Don't think it's important, definitely not for af_unix (the amount
of memory spent isn't worth the optimization, I reckon). But INET
(or other sockets) may indeed require this.

> 
> OL> 1) Non-listening sockets may also need bind(). Especially
> OL> SOCK_DGRAM.
> 
> Perhaps if the socket is not established and had a local address, we
> call bind?

Even an established socket may have a local address that needs to
be saved, to make getsockname() consistent across c/r.

> 
> OL> 2) What happens if s1 is checkpointed before s2 in this scenario:
> OL> 	s1 = socket(); bind(s1, addr); unlink(addr);
> OL> 	s2 = socket(); bind(s1, addr);
			^^^^^^^^
			   (s2, addr)    <-- should have been	
> 
> OL> I'd suggest that a socket that is did bind() and that
> OL> corresponding inode was later unlink()ed, will not be re-bind at
> OL> all. After all, it is unreachable in terms of connect() syscall.
> 
> I'm not sure what you're saying here...
>

Neither was I  :p

Now with the fixed example, the problem is if s2 is restored first,
the restore of s1 will fail, or succeed and make s1 unreachable.

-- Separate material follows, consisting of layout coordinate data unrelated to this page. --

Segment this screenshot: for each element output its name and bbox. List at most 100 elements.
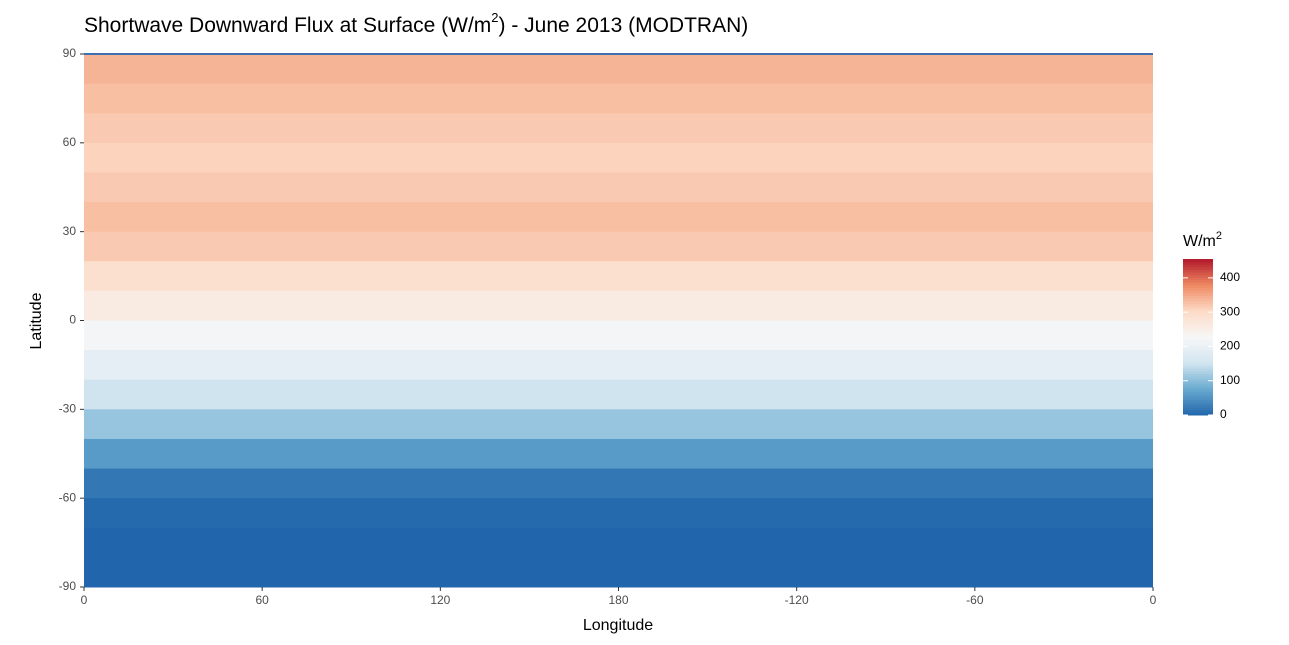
flux-band — [84, 261, 1153, 292]
x-tick-label: 0 — [1150, 593, 1157, 607]
colorbar-segment — [1183, 329, 1213, 333]
flux-band — [84, 379, 1153, 410]
colorbar-segment — [1183, 355, 1213, 359]
colorbar-tick-label: 0 — [1220, 407, 1227, 421]
colorbar-segment — [1183, 318, 1213, 322]
colorbar-segment — [1183, 308, 1213, 312]
flux-band — [84, 113, 1153, 144]
colorbar-segment — [1183, 370, 1213, 374]
flux-band — [84, 409, 1153, 440]
colorbar-segment — [1183, 373, 1213, 377]
x-tick-label: -120 — [785, 593, 809, 607]
colorbar-segment — [1183, 305, 1213, 309]
y-axis-title: Latitude — [28, 292, 45, 349]
colorbar-segment — [1183, 412, 1213, 416]
chart-title: Shortwave Downward Flux at Surface (W/m2… — [84, 10, 748, 37]
colorbar-segment — [1183, 402, 1213, 406]
colorbar-tick-label: 400 — [1220, 270, 1240, 284]
colorbar-segment — [1183, 285, 1213, 289]
legend-title-text: W/m — [1183, 233, 1216, 250]
colorbar-segment — [1183, 300, 1213, 304]
y-tick-label: -30 — [59, 402, 77, 416]
x-tick-label: 60 — [255, 593, 269, 607]
colorbar-segment — [1183, 407, 1213, 411]
colorbar-segment — [1183, 277, 1213, 281]
colorbar-segment — [1183, 347, 1213, 351]
colorbar-segment — [1183, 259, 1213, 263]
colorbar-segment — [1183, 311, 1213, 315]
flux-band — [84, 231, 1153, 262]
colorbar-segment — [1183, 344, 1213, 348]
colorbar-segment — [1183, 409, 1213, 413]
colorbar-segment — [1183, 363, 1213, 367]
colorbar-segment — [1183, 272, 1213, 276]
flux-band — [84, 438, 1153, 470]
colorbar-segment — [1183, 389, 1213, 393]
flux-band — [84, 557, 1153, 588]
y-tick-label: 60 — [63, 135, 77, 149]
y-tick-label: 0 — [69, 313, 76, 327]
colorbar-segment — [1183, 357, 1213, 361]
colorbar-tick-label: 300 — [1220, 304, 1240, 318]
colorbar-segment — [1183, 279, 1213, 283]
colorbar-tick-label: 100 — [1220, 373, 1240, 387]
colorbar-segment — [1183, 266, 1213, 270]
colorbar-segment — [1183, 394, 1213, 398]
flux-band — [84, 83, 1153, 114]
colorbar-segment — [1183, 282, 1213, 286]
colorbar-segment — [1183, 376, 1213, 380]
flux-band — [84, 172, 1153, 203]
colorbar-segment — [1183, 339, 1213, 343]
flux-band — [84, 290, 1153, 321]
colorbar-segment — [1183, 378, 1213, 382]
flux-band — [84, 468, 1153, 499]
colorbar-segment — [1183, 383, 1213, 387]
colorbar-segment — [1183, 324, 1213, 328]
colorbar-segment — [1183, 290, 1213, 294]
colorbar-segment — [1183, 261, 1213, 265]
colorbar-segment — [1183, 269, 1213, 273]
colorbar-segment — [1183, 321, 1213, 325]
colorbar-segment — [1183, 334, 1213, 338]
colorbar-segment — [1183, 365, 1213, 369]
flux-band — [84, 350, 1153, 381]
flux-band — [84, 498, 1153, 529]
flux-band — [84, 320, 1153, 351]
colorbar-segment — [1183, 396, 1213, 400]
title-text: ) - June 2013 (MODTRAN) — [499, 14, 749, 37]
colorbar-segment — [1183, 391, 1213, 395]
flux-band — [84, 142, 1153, 173]
y-tick-label: 90 — [63, 46, 77, 60]
colorbar-segment — [1183, 303, 1213, 307]
colorbar-segment — [1183, 274, 1213, 278]
colorbar-segment — [1183, 326, 1213, 330]
title-text: Shortwave Downward Flux at Surface (W/m — [84, 14, 491, 37]
x-tick-label: 180 — [608, 593, 628, 607]
legend-title-superscript: 2 — [1216, 230, 1222, 242]
colorbar-segment — [1183, 331, 1213, 335]
colorbar-segment — [1183, 287, 1213, 291]
y-tick-label: -60 — [59, 490, 77, 504]
y-tick-label: 30 — [63, 224, 77, 238]
colorbar-segment — [1183, 295, 1213, 299]
colorbar-segment — [1183, 399, 1213, 403]
colorbar-segment — [1183, 386, 1213, 390]
x-tick-label: -60 — [966, 593, 984, 607]
colorbar-segment — [1183, 264, 1213, 268]
legend-title: W/m2 — [1183, 230, 1222, 250]
x-tick-label: 0 — [81, 593, 88, 607]
colorbar-segment — [1183, 404, 1213, 408]
colorbar-segment — [1183, 350, 1213, 354]
flux-band — [84, 527, 1153, 558]
x-axis-title: Longitude — [583, 617, 653, 634]
flux-band — [84, 202, 1153, 233]
y-tick-label: -90 — [59, 579, 77, 593]
colorbar-segment — [1183, 316, 1213, 320]
colorbar-segment — [1183, 381, 1213, 385]
title-superscript: 2 — [491, 10, 498, 25]
colorbar-tick-label: 200 — [1220, 339, 1240, 353]
colorbar-segment — [1183, 292, 1213, 296]
colorbar-segment — [1183, 298, 1213, 302]
colorbar-segment — [1183, 342, 1213, 346]
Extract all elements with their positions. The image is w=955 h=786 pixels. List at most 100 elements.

However, we know that s1 is no longer reachable through connect()
(or sendto() for dgram) - so during restart we want to manually
set the local address, without the side-effect of creating an inode
in the filesystem, for those sockets that are 1) bound with pathname
address, and 2) the corresponding socket inode isn't unlinked.

> OL> 3) If the sockets path is relative, you can't blindly rely on the
> OL> socket address reported by ->getname(), because the original
> OL> bind() occured _relative_ to the task's current-working-directory
> OL> at the time of the socket() syscall.
> 
> OL> The cwd of the restarting task may differ. Moreover, the resulting
> OL> path: cwd + sockaddr may exceed 108 bytes. Lastly, getsockname()
> OL> reports the original, relative pathname anyways.
> 
> OL> So if the address doesn't begin with a '/', you need to also save
> OL> the cwd and on restart, go there before caling bind().
> 
> But the app could have changed its cwd after binding the socket so the
> cwd of the checkpointed task isn't what we want, right?  Maybe we
> could do a dentry lookup to find the actual path it's bound to and
> store that separately from the local and remote addresses?
> 

I meant "cwd at the time of the bind()". To find it, you can "subtract"
the sock-address from the total pathname of the inode (assuming, of
course, that the address is relative).

Oren.